Surprisingly, Resto players don’t seem to mind that Mana Spring will be remade into a carbon copy of Blessing of Wisdom, the drawback being that the two buffs won’t stack.
I’m not upset and I don’t even think it is a bad change. This is a nerf to all shamans, yes, but it’s not the nerf bat hitting us because our mana regen was totally out of line. It was a change that comes in the line of many we have seen over the last few months, letting every class provide more raid wide buffs and reduce group based spells/buffs. And a pretty powerful Mana spring Totem that even stacked with additional manaregen Totems is just not ok with the path blizzard wants to take.
For Resto, the main concern is that they’ll still have to put talent points into Restorative Totems to get to Mana Tide. Restorative Totems has been streamlined from five points down to three, but that’s still bloat and not much consolation for having to waste three points that could better be spent elsewhere.

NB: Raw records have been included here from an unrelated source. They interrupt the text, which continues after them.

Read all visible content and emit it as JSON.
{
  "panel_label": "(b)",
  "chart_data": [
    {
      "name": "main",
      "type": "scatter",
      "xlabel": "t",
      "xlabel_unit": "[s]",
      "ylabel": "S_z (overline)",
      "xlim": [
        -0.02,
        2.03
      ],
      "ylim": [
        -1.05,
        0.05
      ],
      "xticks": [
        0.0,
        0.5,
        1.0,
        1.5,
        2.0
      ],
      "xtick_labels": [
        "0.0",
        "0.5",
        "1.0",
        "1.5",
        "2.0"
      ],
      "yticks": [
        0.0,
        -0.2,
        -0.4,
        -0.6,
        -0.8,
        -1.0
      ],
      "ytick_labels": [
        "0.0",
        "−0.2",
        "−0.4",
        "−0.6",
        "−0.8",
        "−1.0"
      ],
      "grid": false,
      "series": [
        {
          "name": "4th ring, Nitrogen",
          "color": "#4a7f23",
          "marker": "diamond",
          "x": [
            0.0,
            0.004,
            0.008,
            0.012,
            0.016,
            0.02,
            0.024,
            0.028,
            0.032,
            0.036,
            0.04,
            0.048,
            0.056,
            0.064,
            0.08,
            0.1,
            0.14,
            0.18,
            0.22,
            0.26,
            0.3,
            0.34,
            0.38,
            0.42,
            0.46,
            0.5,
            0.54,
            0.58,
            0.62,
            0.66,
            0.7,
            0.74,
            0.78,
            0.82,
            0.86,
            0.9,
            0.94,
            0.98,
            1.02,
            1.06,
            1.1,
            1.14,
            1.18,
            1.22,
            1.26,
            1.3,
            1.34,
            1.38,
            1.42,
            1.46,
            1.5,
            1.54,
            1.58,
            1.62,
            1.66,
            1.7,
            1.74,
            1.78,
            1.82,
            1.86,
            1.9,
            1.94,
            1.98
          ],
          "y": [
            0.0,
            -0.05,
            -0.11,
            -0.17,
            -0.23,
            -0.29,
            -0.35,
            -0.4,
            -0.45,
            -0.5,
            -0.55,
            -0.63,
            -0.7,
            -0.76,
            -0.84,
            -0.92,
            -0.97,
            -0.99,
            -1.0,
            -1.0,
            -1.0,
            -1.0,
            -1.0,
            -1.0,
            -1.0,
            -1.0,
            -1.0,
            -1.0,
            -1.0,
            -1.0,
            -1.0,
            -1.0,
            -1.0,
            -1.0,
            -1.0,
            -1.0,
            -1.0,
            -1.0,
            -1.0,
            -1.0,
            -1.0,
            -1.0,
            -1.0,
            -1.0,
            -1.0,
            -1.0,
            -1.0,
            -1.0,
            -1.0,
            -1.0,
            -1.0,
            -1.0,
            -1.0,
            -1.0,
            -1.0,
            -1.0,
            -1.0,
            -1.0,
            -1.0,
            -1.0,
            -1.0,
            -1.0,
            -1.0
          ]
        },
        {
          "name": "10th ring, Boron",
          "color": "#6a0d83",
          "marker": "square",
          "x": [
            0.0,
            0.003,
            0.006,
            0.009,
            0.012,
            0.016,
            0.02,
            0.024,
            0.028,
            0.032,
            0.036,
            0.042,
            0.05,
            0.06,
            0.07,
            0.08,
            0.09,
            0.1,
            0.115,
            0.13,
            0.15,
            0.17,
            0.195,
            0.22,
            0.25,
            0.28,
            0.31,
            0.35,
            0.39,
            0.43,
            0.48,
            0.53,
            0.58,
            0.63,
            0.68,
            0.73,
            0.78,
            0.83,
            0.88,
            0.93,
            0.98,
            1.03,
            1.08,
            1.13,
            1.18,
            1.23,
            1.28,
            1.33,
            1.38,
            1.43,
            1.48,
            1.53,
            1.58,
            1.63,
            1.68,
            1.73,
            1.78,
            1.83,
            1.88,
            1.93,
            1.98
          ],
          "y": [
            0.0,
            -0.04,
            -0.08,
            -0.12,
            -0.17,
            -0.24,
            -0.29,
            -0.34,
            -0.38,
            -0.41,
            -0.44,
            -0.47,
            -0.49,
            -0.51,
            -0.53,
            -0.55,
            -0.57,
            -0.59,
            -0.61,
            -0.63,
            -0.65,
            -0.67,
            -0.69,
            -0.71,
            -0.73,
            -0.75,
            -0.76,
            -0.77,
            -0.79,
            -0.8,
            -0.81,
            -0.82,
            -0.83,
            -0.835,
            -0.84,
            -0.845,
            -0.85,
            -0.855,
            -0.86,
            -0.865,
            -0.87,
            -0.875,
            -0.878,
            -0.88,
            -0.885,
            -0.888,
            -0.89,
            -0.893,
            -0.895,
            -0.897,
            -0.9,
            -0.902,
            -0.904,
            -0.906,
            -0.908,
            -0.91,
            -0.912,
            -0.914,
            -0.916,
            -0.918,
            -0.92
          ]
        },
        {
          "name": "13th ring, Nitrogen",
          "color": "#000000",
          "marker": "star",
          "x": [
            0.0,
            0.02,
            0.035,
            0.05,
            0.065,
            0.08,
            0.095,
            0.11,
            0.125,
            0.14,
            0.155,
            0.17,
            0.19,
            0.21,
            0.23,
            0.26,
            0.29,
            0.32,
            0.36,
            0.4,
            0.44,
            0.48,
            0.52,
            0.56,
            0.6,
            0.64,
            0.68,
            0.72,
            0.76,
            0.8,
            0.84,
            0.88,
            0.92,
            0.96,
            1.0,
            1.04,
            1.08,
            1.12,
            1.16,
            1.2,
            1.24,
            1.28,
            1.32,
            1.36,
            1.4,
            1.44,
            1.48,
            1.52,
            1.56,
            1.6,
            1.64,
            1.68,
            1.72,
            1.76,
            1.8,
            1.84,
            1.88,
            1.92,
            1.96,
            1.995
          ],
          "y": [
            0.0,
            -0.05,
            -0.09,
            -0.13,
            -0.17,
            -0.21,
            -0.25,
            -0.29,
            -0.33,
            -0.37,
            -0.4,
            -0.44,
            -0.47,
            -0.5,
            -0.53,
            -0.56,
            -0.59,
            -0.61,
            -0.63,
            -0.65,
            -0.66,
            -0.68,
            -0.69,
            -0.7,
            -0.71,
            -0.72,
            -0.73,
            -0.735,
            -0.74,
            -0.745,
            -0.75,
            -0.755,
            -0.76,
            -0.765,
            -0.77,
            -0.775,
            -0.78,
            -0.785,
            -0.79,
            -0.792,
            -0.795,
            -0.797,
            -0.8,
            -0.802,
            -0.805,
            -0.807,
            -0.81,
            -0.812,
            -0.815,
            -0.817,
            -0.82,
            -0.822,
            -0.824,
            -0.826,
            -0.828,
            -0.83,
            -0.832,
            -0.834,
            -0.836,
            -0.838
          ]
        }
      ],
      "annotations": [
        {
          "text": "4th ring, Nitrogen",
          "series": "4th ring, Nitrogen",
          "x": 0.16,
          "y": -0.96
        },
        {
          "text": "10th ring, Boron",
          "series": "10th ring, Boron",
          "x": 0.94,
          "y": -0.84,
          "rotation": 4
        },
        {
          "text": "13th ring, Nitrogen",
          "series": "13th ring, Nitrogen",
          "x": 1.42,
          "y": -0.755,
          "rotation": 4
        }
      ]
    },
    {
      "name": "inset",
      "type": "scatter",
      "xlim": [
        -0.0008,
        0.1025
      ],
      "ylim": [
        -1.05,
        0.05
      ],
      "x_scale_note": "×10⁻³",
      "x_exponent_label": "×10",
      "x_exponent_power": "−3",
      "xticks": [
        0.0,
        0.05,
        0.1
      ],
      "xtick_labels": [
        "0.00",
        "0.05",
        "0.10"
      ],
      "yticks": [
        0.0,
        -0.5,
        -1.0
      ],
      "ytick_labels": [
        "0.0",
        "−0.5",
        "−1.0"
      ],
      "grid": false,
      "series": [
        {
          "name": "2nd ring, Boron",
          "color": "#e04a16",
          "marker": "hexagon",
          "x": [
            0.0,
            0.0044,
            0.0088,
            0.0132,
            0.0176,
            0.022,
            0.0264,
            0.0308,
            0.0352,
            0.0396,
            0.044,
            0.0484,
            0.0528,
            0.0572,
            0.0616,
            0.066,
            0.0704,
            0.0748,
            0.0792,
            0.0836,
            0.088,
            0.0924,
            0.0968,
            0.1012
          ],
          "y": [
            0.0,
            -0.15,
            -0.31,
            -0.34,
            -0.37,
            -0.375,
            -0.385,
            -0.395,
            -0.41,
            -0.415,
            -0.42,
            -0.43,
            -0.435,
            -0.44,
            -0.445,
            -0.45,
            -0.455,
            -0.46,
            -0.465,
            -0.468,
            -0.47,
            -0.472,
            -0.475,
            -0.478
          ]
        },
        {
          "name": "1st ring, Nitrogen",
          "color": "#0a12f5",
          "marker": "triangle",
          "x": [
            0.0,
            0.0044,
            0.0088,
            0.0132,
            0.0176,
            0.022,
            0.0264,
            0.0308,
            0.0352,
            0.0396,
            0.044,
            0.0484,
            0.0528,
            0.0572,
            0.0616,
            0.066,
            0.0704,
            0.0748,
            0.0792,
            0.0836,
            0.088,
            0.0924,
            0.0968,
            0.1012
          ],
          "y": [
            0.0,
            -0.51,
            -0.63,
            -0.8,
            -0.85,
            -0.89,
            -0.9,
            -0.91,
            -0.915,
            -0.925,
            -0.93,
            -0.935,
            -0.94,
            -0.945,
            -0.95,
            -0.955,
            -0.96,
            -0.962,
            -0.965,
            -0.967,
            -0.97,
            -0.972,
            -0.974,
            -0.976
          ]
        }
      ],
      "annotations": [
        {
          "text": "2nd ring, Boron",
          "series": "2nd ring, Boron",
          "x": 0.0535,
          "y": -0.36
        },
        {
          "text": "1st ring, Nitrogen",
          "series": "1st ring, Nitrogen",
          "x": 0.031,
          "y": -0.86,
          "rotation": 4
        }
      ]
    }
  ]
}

Of course, this isn’t a Resto Shaman blog, so you might be wondering why I’m writing about it. Put simply, this is another totem we will no longer be able to drop, one more tiny bit of utility taken away in favor of class homogenization. As it stands now, Mana Spring stacks. I often find myself dropping only Mana Spring and Magma Totem in my guild’s 25-man raids, because our Death Knights provide both Horn of Winter and Icy Talons. Neither may be as good as the fully-talented Shaman versions, but on fights like Grobbulus and Heigan, a buff with constant uptime is a better choice over an immobile totem.
And let’s face it — there isn’t massive QQ out of the Enhancement Shaman community because fewer totems to drop means more global cooldowns to use for our own personal DPS. But as each small piece of utility is stripped away, you’ve gotta wonder how much actual enhancement remains in Enhancement.